This is the Lord of the Rings Crocheted Sweater that I finished making about a year ago. It's based on the Paton's book Granny Goes Wild!, but I had to do some major tweaking to get it to look right and to fit me. It's as cropped as it looks (hits me right where the waist joins the hips) and we won't talk about the circumference of my upper arms, thank you. And no, I'm not as big as that sweater looks.
The project was born when I saw the challenge in Handwoven magazine in 2004 (not sure of the publication date but I saw the article in January 04). The idea was to create a woven cloak based on the passage from J. R. R. Tolkien's Fellowship of the Ring, where the Elves give the hobbits and other travelers cloaks woven in Lorien. Here's the description:
For each they had provided a hood and cloak, made according to his size, of the light but warm silken stuff that the Galadhrim wore. It was hard to say of what colour they were: grey with the hue of twilight under the trees they seemed to be; and yet if they were moved, or set in another light, they were green as shadowed leaves, or brown as fallowed fields by night, dusk-silver as water under the stars...
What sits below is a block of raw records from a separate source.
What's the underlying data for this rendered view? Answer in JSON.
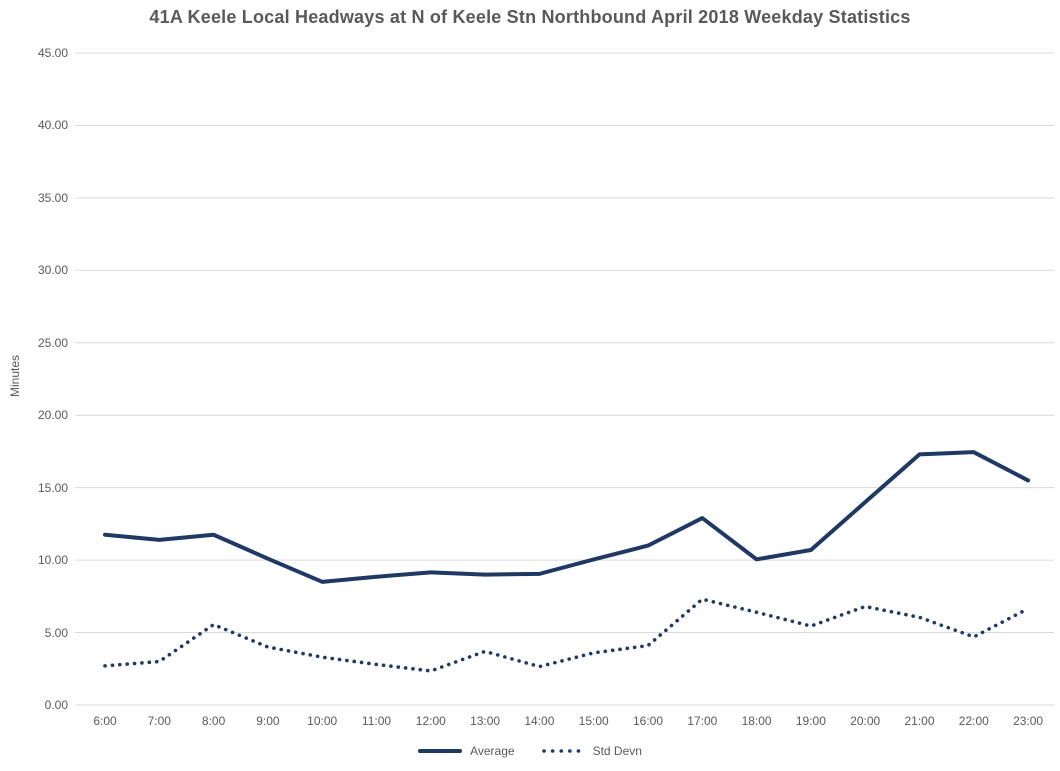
{
  "chart": {
    "title": "41A Keele Local Headways at N of Keele Stn Northbound April 2018 Weekday Statistics",
    "ylabel": "Minutes"
  },
  "colors": {
    "line": "#1f3864",
    "text": "#595959",
    "gridline": "#d9d9d9",
    "background": "#ffffff"
  },
  "chart_data": {
    "type": "line",
    "title": "41A Keele Local Headways at N of Keele Stn Northbound April 2018 Weekday Statistics",
    "xlabel": "",
    "ylabel": "Minutes",
    "ylim": [
      0,
      45
    ],
    "ytick_step": 5,
    "ytick_labels": [
      "0.00",
      "5.00",
      "10.00",
      "15.00",
      "20.00",
      "25.00",
      "30.00",
      "35.00",
      "40.00",
      "45.00"
    ],
    "grid": true,
    "legend_position": "bottom",
    "categories": [
      "6:00",
      "7:00",
      "8:00",
      "9:00",
      "10:00",
      "11:00",
      "12:00",
      "13:00",
      "14:00",
      "15:00",
      "16:00",
      "17:00",
      "18:00",
      "19:00",
      "20:00",
      "21:00",
      "22:00",
      "23:00"
    ],
    "series": [
      {
        "name": "Average",
        "style": "solid",
        "color": "#1f3864",
        "values": [
          11.75,
          11.4,
          11.75,
          10.1,
          8.5,
          8.85,
          9.15,
          9.0,
          9.05,
          10.05,
          11.0,
          12.9,
          10.05,
          10.7,
          14.0,
          17.3,
          17.45,
          15.5
        ]
      },
      {
        "name": "Std Devn",
        "style": "dotted",
        "color": "#1f3864",
        "values": [
          2.7,
          3.0,
          5.55,
          4.0,
          3.3,
          2.8,
          2.35,
          3.7,
          2.65,
          3.6,
          4.1,
          7.3,
          6.4,
          5.45,
          6.8,
          6.05,
          4.7,
          6.65
        ]
      }
    ]
  }
}
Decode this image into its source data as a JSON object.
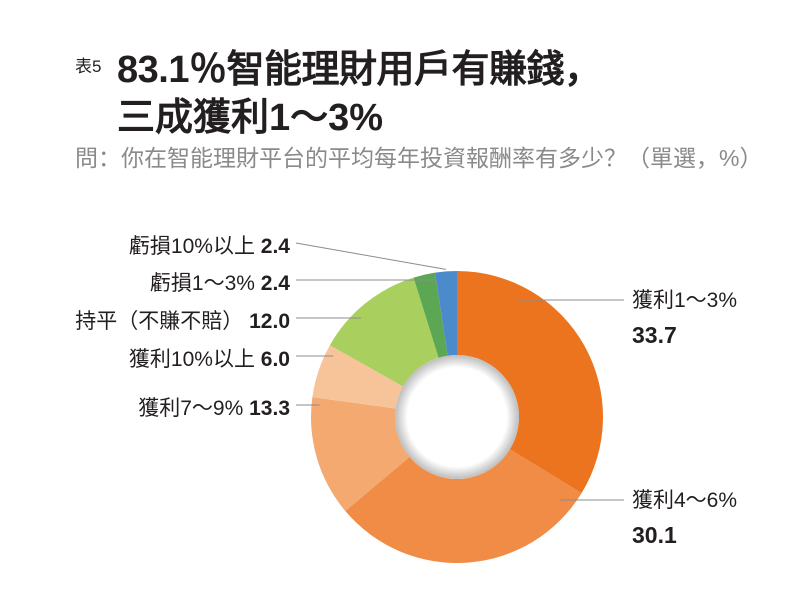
{
  "header": {
    "tag": "表5",
    "title_line1": "83.1％智能理財用戶有賺錢，",
    "title_line2": "三成獲利1～3%",
    "subtitle": "問：你在智能理財平台的平均每年投資報酬率有多少？（單選，%）"
  },
  "chart_data": {
    "type": "pie",
    "donut": true,
    "start": "top, clockwise",
    "slices": [
      {
        "label": "獲利1～3%",
        "value": 33.7,
        "color": "#ec741f"
      },
      {
        "label": "獲利4～6%",
        "value": 30.1,
        "color": "#f08c45"
      },
      {
        "label": "獲利7～9%",
        "value": 13.3,
        "color": "#f3a96f"
      },
      {
        "label": "獲利10%以上",
        "value": 6.0,
        "color": "#f7c49a"
      },
      {
        "label": "持平（不賺不賠）",
        "value": 12.0,
        "color": "#a9cf5e"
      },
      {
        "label": "虧損1～3%",
        "value": 2.4,
        "color": "#5ba753"
      },
      {
        "label": "虧損10%以上",
        "value": 2.4,
        "color": "#4b8bcb"
      }
    ]
  }
}
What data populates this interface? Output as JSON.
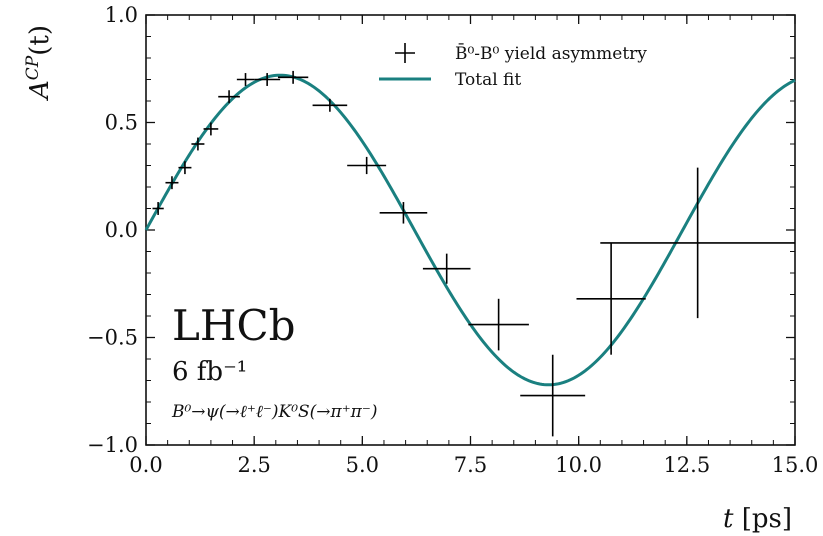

"They are fair garments, and the web is good, for it was made in this land....Leaf and branch, water and stone: they have the hue and beauty of all these things under the twilight of Lorien that we love; for we put the thought of all that we love into all that we make....You are indeed high in the favour of the Lady! For she herself and her maidens wove this stuff..."*
For years, whenever I read that passage, I was inspired to think about how I would create such a cloak, but never got further than rolling it around in my mind. Then, the Handwoven challenge came out and the only thing stopping me from making one was the fact that I had no loom, and even then I had no idea how to use one if I had one. Additionally, I had never dyed wool or any other fiber so I couldn't scratch that itch by sitting down to spin the yarn to make it, which would take time and thought.
My inspiration wouldn't leave me alone this time, and I decided to do a crocheted color study based on Tolkien's description (and using commercial yarn) as a first step, because if there was only one project I wanted to do in a lifetime, it was to make that cloak. I figured that by the time I finished a sweater I'd know what colors I'd want to use, so it seemed a logical first step. Half a dozen trips to the LYS later I had a pile of varied wools and I began to put together granny squares from them. I decided immediately that to make the whole piece work, I'd need one consistent color to tie it all together, and that would be Brown Sheep Company's Nature Spun Sport in "Stone." All of the granny square yarns would be singles, in high-wool-content yarns, and the last row around the edge of each, the edging for the sweater itself, and the sleeves would be of the Stone. Whenever I traveled I looked at yarns for the sweater, and the first two skeins I ever saw of Noro Silk Garden became squares. I used some handpainted variegated skeins, and lots of Brown Sheep yarns.
There are buttonholes, but I haven't made the buttons yet. While the sweater was in full swing, our guild learned to use Fimo clay, and I conceived the idea of making small buttons to look like twigs, maybe in the shape of g-runes. Like many of my other projects, they're still "in the mind" and I want to wear the sweater now, so I use a silver filligree leaf pin to close it at the top.
Did I learn anything about color making this sweater? Yes, but I still didn't decide on definitive colors to match Tolkien's words. While in England last year, the Emperor and I followed Addison's Walk in Oxford, which was a place Tolkien was known to frequent. We were there at dusk, in the twilight, freezing our patoots off... and I didn't forget to look hard at the color of leaves and stone and water, and to photograph it, but even then I wasn't sure of what I saw. You know, with all of my art training you'd think this would be a simple thing.
Am I finished? With this sweater, yes (except for the buttons) but as for seeking the right color for my own elven cloak, no. I have the rest of my life to find it, so who's in a hurry?
*J. R. R. Tolkien, Lord of the Rings: The Fellowship of the Ring (Boston: Houghton Mifflin Company, 1987 Collector's Edition), 386.